Take a Book, Share a Book

I live in a tiny neighborhood nestled in a small city contained within the deep, Deep South.
So it’s not often that you hear someone knocking on your door at half-past four in the morning. Activities like that might prove to be lethal if practiced upon any one of my gun-toting neighbors, but fortunately for thia early-morning caller, I couldn’t be bothered to open my eyes all the way, let alone dig my handgun out of the closet.
I peeked through the cracked front door to find a weathered tweaker standing on my front porch.
“Hey…sorry to bother you, man, but I could totally haul that piano off your curb if you want…” At least he was dimly aware of the inconvenient time of the day.
My brain, still trying to boot up, sent a sound to my mouth which might have been interpreted as complete befuddlement to the situation that was unfolding. Apparently my visitor was a fluent speaker of incomprehensible muttering, because he hooked a thumb over his shoulder at the bright red piano sitting at the end of my driveway.
“That? Oh, that’s not a piano anymore…it’s a little free library.”
Oh, how I had turned the tables of complete confusion! He might as well have snatched the threadbare cap off of his mangy crown and scratched his head cartoonishly.
I clarified: “It’s not a piano anymore, it’s a little free library. It’s installed on a post. It’s not garbage. If you open the front, it’s filled with books. Feel free to take a book, but please don’t take the library.”
He mumbled something in acknowledgment and shuffled back to his truck-and-trailer, which was bristling with this morning’s haul of copper piping and discarded appliances.
In Direct Opposition to the South
There are three redeeming qualities about living as far South as I do:
- The cost of living is cheap
- I’m only 1.5 hours’ drive from the Gulf of Mexico
- Boiled Peanuts
That last one is barely hanging on by a thread. While I will never actively go out and seek these steamy, vinegary snacks on my own, I will never pass one up if offered to me.
Before I digress too far, I think the point that I’m trying to make is that everything else about living in the South amounts to nearly-unbearable misery.
Awful heat and blatant racism aside, there are certain political qualities that exist in the Deep South that will nearly always result in increased hardship, not only for those who vote for them, but their abundant progeny.
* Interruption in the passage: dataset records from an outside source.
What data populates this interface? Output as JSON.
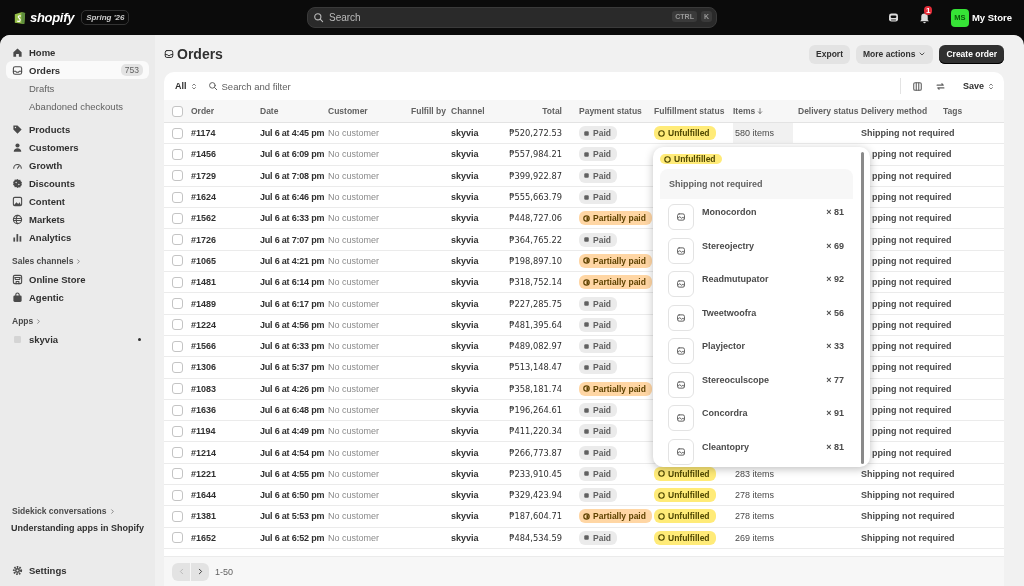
{
  "topbar": {
    "brand": "shopify",
    "edition": "Spring '26",
    "search": {
      "placeholder": "Search",
      "shortcut": [
        "CTRL",
        "K"
      ]
    },
    "notifications": "1",
    "avatar": "MS",
    "store": "My Store"
  },
  "sidebar": {
    "sections": [
      {
        "items": [
          {
            "label": "Home",
            "selected": false
          },
          {
            "label": "Orders",
            "selected": true,
            "count": "753",
            "children": [
              {
                "label": "Drafts",
                "selected": false
              },
              {
                "label": "Abandoned checkouts",
                "selected": false
              }
            ]
          }
        ]
      },
      {
        "items": [
          {
            "label": "Products",
            "selected": false
          },
          {
            "label": "Customers",
            "selected": false
          },
          {
            "label": "Growth",
            "selected": false
          },
          {
            "label": "Discounts",
            "selected": false
          },
          {
            "label": "Content",
            "selected": false
          },
          {
            "label": "Markets",
            "selected": false
          },
          {
            "label": "Analytics",
            "selected": false
          }
        ]
      },
      {
        "heading": "Sales channels",
        "items": [
          {
            "label": "Online Store",
            "selected": false
          },
          {
            "label": "Agentic",
            "selected": false
          }
        ]
      },
      {
        "heading": "Apps",
        "items": [
          {
            "label": "skyvia",
            "selected": false,
            "pinned": true
          }
        ]
      }
    ],
    "sidekick": {
      "heading": "Sidekick conversations",
      "items": [
        "Understanding apps in Shopify"
      ]
    },
    "settings": "Settings"
  },
  "page": {
    "title": "Orders",
    "buttons": [
      {
        "label": "Export",
        "kind": "secondary"
      },
      {
        "label": "More actions",
        "kind": "menu"
      },
      {
        "label": "Create order",
        "kind": "primary"
      }
    ]
  },
  "toolbar": {
    "view": "All",
    "search": {
      "placeholder": "Search and filter"
    },
    "save": "Save"
  },
  "table": {
    "select_all_checked": false,
    "columns": [
      {
        "label": "Order",
        "sorted": false
      },
      {
        "label": "Date",
        "sorted": false
      },
      {
        "label": "Customer",
        "sorted": false
      },
      {
        "label": "Fulfill by",
        "sorted": false
      },
      {
        "label": "Channel",
        "sorted": false
      },
      {
        "label": "Total",
        "sorted": false
      },
      {
        "label": "Payment status",
        "sorted": false
      },
      {
        "label": "Fulfillment status",
        "sorted": false
      },
      {
        "label": "Items",
        "sorted": true
      },
      {
        "label": "Delivery status",
        "sorted": false
      },
      {
        "label": "Delivery method",
        "sorted": false
      },
      {
        "label": "Tags",
        "sorted": false
      }
    ],
    "rows": [
      {
        "checked": false,
        "covered": false,
        "order": "#1174",
        "date": "Jul 6 at 4:45 pm",
        "customer": "No customer",
        "channel": "skyvia",
        "total": "₱520,272.53",
        "payment": {
          "label": "Paid",
          "kind": "paid"
        },
        "fulfillment": {
          "label": "Unfulfilled",
          "kind": "unfulfilled"
        },
        "items": {
          "label": "580 items",
          "open": true
        },
        "delivery_method": "Shipping not required"
      },
      {
        "checked": false,
        "covered": true,
        "order": "#1456",
        "date": "Jul 6 at 6:09 pm",
        "customer": "No customer",
        "channel": "skyvia",
        "total": "₱557,984.21",
        "payment": {
          "label": "Paid",
          "kind": "paid"
        },
        "delivery_method": "pping not required"
      },
      {
        "checked": false,
        "covered": true,
        "order": "#1729",
        "date": "Jul 6 at 7:08 pm",
        "customer": "No customer",
        "channel": "skyvia",
        "total": "₱399,922.87",
        "payment": {
          "label": "Paid",
          "kind": "paid"
        },
        "delivery_method": "pping not required"
      },
      {
        "checked": false,
        "covered": true,
        "order": "#1624",
        "date": "Jul 6 at 6:46 pm",
        "customer": "No customer",
        "channel": "skyvia",
        "total": "₱555,663.79",
        "payment": {
          "label": "Paid",
          "kind": "paid"
        },
        "delivery_method": "pping not required"
      },
      {
        "checked": false,
        "covered": true,
        "order": "#1562",
        "date": "Jul 6 at 6:33 pm",
        "customer": "No customer",
        "channel": "skyvia",
        "total": "₱448,727.06",
        "payment": {
          "label": "Partially paid",
          "kind": "partial"
        },
        "delivery_method": "pping not required"
      },
      {
        "checked": false,
        "covered": true,
        "order": "#1726",
        "date": "Jul 6 at 7:07 pm",
        "customer": "No customer",
        "channel": "skyvia",
        "total": "₱364,765.22",
        "payment": {
          "label": "Paid",
          "kind": "paid"
        },
        "delivery_method": "pping not required"
      },
      {
        "checked": false,
        "covered": true,
        "order": "#1065",
        "date": "Jul 6 at 4:21 pm",
        "customer": "No customer",
        "channel": "skyvia",
        "total": "₱198,897.10",
        "payment": {
          "label": "Partially paid",
          "kind": "partial"
        },
        "delivery_method": "pping not required"
      },
      {
        "checked": false,
        "covered": true,
        "order": "#1481",
        "date": "Jul 6 at 6:14 pm",
        "customer": "No customer",
        "channel": "skyvia",
        "total": "₱318,752.14",
        "payment": {
          "label": "Partially paid",
          "kind": "partial"
        },
        "delivery_method": "pping not required"
      },
      {
        "checked": false,
        "covered": true,
        "order": "#1489",
        "date": "Jul 6 at 6:17 pm",
        "customer": "No customer",
        "channel": "skyvia",
        "total": "₱227,285.75",
        "payment": {
          "label": "Paid",
          "kind": "paid"
        },
        "delivery_method": "pping not required"
      },
      {
        "checked": false,
        "covered": true,
        "order": "#1224",
        "date": "Jul 6 at 4:56 pm",
        "customer": "No customer",
        "channel": "skyvia",
        "total": "₱481,395.64",
        "payment": {
          "label": "Paid",
          "kind": "paid"
        },
        "delivery_method": "pping not required"
      },
      {
        "checked": false,
        "covered": true,
        "order": "#1566",
        "date": "Jul 6 at 6:33 pm",
        "customer": "No customer",
        "channel": "skyvia",
        "total": "₱489,082.97",
        "payment": {
          "label": "Paid",
          "kind": "paid"
        },
        "delivery_method": "pping not required"
      },
      {
        "checked": false,
        "covered": true,
        "order": "#1306",
        "date": "Jul 6 at 5:37 pm",
        "customer": "No customer",
        "channel": "skyvia",
        "total": "₱513,148.47",
        "payment": {
          "label": "Paid",
          "kind": "paid"
        },
        "delivery_method": "pping not required"
      },
      {
        "checked": false,
        "covered": true,
        "order": "#1083",
        "date": "Jul 6 at 4:26 pm",
        "customer": "No customer",
        "channel": "skyvia",
        "total": "₱358,181.74",
        "payment": {
          "label": "Partially paid",
          "kind": "partial"
        },
        "delivery_method": "pping not required"
      },
      {
        "checked": false,
        "covered": true,
        "order": "#1636",
        "date": "Jul 6 at 6:48 pm",
        "customer": "No customer",
        "channel": "skyvia",
        "total": "₱196,264.61",
        "payment": {
          "label": "Paid",
          "kind": "paid"
        },
        "delivery_method": "pping not required"
      },
      {
        "checked": false,
        "covered": true,
        "order": "#1194",
        "date": "Jul 6 at 4:49 pm",
        "customer": "No customer",
        "channel": "skyvia",
        "total": "₱411,220.34",
        "payment": {
          "label": "Paid",
          "kind": "paid"
        },
        "delivery_method": "pping not required"
      },
      {
        "checked": false,
        "covered": true,
        "order": "#1214",
        "date": "Jul 6 at 4:54 pm",
        "customer": "No customer",
        "channel": "skyvia",
        "total": "₱266,773.87",
        "payment": {
          "label": "Paid",
          "kind": "paid"
        },
        "delivery_method": "pping not required"
      },
      {
        "checked": false,
        "covered": false,
        "order": "#1221",
        "date": "Jul 6 at 4:55 pm",
        "customer": "No customer",
        "channel": "skyvia",
        "total": "₱233,910.45",
        "payment": {
          "label": "Paid",
          "kind": "paid"
        },
        "fulfillment": {
          "label": "Unfulfilled",
          "kind": "unfulfilled"
        },
        "items": {
          "label": "283 items",
          "open": false
        },
        "delivery_method": "Shipping not required"
      },
      {
        "checked": false,
        "covered": false,
        "order": "#1644",
        "date": "Jul 6 at 6:50 pm",
        "customer": "No customer",
        "channel": "skyvia",
        "total": "₱329,423.94",
        "payment": {
          "label": "Paid",
          "kind": "paid"
        },
        "fulfillment": {
          "label": "Unfulfilled",
          "kind": "unfulfilled"
        },
        "items": {
          "label": "278 items",
          "open": false
        },
        "delivery_method": "Shipping not required"
      },
      {
        "checked": false,
        "covered": false,
        "order": "#1381",
        "date": "Jul 6 at 5:53 pm",
        "customer": "No customer",
        "channel": "skyvia",
        "total": "₱187,604.71",
        "payment": {
          "label": "Partially paid",
          "kind": "partial"
        },
        "fulfillment": {
          "label": "Unfulfilled",
          "kind": "unfulfilled"
        },
        "items": {
          "label": "278 items",
          "open": false
        },
        "delivery_method": "Shipping not required"
      },
      {
        "checked": false,
        "covered": false,
        "order": "#1652",
        "date": "Jul 6 at 6:52 pm",
        "customer": "No customer",
        "channel": "skyvia",
        "total": "₱484,534.59",
        "payment": {
          "label": "Paid",
          "kind": "paid"
        },
        "fulfillment": {
          "label": "Unfulfilled",
          "kind": "unfulfilled"
        },
        "items": {
          "label": "269 items",
          "open": false
        },
        "delivery_method": "Shipping not required"
      }
    ]
  },
  "popover": {
    "status": {
      "label": "Unfulfilled",
      "kind": "unfulfilled"
    },
    "group": "Shipping not required",
    "items": [
      {
        "name": "Monocordon",
        "quantity": "× 81"
      },
      {
        "name": "Stereojectry",
        "quantity": "× 69"
      },
      {
        "name": "Readmutupator",
        "quantity": "× 92"
      },
      {
        "name": "Tweetwoofra",
        "quantity": "× 56"
      },
      {
        "name": "Playjector",
        "quantity": "× 33"
      },
      {
        "name": "Stereoculscope",
        "quantity": "× 77"
      },
      {
        "name": "Concordra",
        "quantity": "× 91"
      },
      {
        "name": "Cleantopry",
        "quantity": "× 81"
      }
    ]
  },
  "pagination": {
    "range": "1-50",
    "previous_disabled": true,
    "next_disabled": false
  }
}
So, when book-banning started to ramp up (again) a couple of years ago, I built a meager Little Free Library in my front yard and stocked it with some of my faves, some classics, and some titles that I knew were going to be required reading for the school year.
Yes, I also made it a point to provide some of the more “controversial” banned books.
I added a guest book on a chain. Within, many neighbors scrawled their appreciation for the library, which was an unexpected, pleasant surprise. My own abundant progeny had turned out to be well-rounded, incredibly sharp, and thoughtful people. Some of these qualities, I believe, are owed to the mandatory reading that took place every day during their younger years.
Unfortunately, I had to decommission that little library after only one year because of a combination of my poor carpentry skills and the brutal weather of the region. Always a fan of the more unique libraries featured on the official site, I promised to myself that the next library would be something to topple them all.
Luckily for me, free pianos can be found on any Facebook marketplace. All you have to do is be willing to move it yourself. Even luckier is when I drove past a free piano sitting on the curb of the house four doors down.
Without much of a plan, I recruited my middle daughter and drove to Harbor Freight where I purchased two cheap furniture dollies. After returning home, each one of us carried a dolly down the street, and proceeded to wrestle the piano home, certain that every eye in the neighborhood was upon us, judging us on our perfectly legal activity that felt anything but.
The only real plan that I had for that piano was to hollow it out in some way to not only cut its weight, but to make room for as many books as possible. I removed ancient nails and screws to access its innards. I bought an angle grinder and cut out most of the iron harp that contributed a tremendous amount of weight to the piano, and then incorporated some of the aforementioned carpentry skills to build a box within its body, replete with a hinged door.
And for the finishing touches, I coated it in a thick layer of bright red house paint, designed some stencils for the front, installed solar-powered led lights, and hooked up a cobbled-together, motion-activated sound board that played a selection of piano music when the door was opened.
There are many things that I do in direct opposition to the stubborn and backward ways of the South, but this singular defiance is the one I’m most proud of.